Although half of Sri Lankan households do not receive regular cash transfer support from the government, many of these have been severely affected by the COVID-19 pandemic. Several groups are less likely to receive regular government support, such as single-headed households that may not have children, young children (under 10 years of age), adults aged 25-44 who are likely caring for children, and single-headed households under 60 years of age that may well include people with disabilities.

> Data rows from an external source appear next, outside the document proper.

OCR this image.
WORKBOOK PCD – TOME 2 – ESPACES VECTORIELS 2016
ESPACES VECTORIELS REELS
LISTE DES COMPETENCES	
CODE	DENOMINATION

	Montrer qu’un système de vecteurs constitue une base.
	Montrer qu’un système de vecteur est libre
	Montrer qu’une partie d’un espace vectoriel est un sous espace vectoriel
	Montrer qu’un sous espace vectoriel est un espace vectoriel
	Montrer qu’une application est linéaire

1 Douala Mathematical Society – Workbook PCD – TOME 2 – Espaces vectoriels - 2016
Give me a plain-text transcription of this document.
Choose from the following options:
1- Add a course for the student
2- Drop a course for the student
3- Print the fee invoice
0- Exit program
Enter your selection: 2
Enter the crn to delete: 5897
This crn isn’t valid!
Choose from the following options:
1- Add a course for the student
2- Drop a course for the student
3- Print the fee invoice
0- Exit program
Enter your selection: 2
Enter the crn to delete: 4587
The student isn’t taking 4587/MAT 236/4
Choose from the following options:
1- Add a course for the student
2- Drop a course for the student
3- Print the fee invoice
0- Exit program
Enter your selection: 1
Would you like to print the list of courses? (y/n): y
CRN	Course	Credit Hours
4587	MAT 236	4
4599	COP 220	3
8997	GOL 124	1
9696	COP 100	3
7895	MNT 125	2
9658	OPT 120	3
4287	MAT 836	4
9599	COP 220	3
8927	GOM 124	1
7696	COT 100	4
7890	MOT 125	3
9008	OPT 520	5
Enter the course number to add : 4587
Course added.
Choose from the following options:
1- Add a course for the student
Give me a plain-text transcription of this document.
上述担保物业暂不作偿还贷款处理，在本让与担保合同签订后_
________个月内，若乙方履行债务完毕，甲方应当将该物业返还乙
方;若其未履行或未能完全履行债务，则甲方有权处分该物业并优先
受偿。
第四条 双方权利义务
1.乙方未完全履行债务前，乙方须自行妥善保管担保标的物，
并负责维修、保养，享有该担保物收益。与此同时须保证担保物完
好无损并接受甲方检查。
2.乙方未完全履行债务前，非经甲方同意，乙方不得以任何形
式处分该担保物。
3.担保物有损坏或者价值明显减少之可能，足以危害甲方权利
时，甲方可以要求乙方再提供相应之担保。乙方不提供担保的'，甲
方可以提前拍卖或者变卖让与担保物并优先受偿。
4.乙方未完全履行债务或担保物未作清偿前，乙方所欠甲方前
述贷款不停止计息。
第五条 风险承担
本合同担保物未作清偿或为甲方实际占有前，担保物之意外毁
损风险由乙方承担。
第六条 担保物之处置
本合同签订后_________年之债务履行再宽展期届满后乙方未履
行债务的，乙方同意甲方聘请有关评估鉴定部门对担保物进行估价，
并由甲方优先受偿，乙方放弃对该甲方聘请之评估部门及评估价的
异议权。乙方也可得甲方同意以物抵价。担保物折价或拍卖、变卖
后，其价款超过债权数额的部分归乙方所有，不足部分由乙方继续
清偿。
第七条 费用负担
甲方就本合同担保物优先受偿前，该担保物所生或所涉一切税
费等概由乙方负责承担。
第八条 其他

Social assistance coverage is also low among informal workers who make up about 70 percent of the workforce and were hit hard by the crisis. Many were shop workers, informal workers, or street vendors who lost their incomes. While these workers will hopefully recover quickly as economic activity improves, families like Nayani’s are likely to face more challenges and need ongoing financial support from the government. A mix of interventions – from temporary income support to active job placement assistance and long-term social assistance – is needed to help Sri Lanka’s citizens recover from the COVID-19 pandemic and build back better.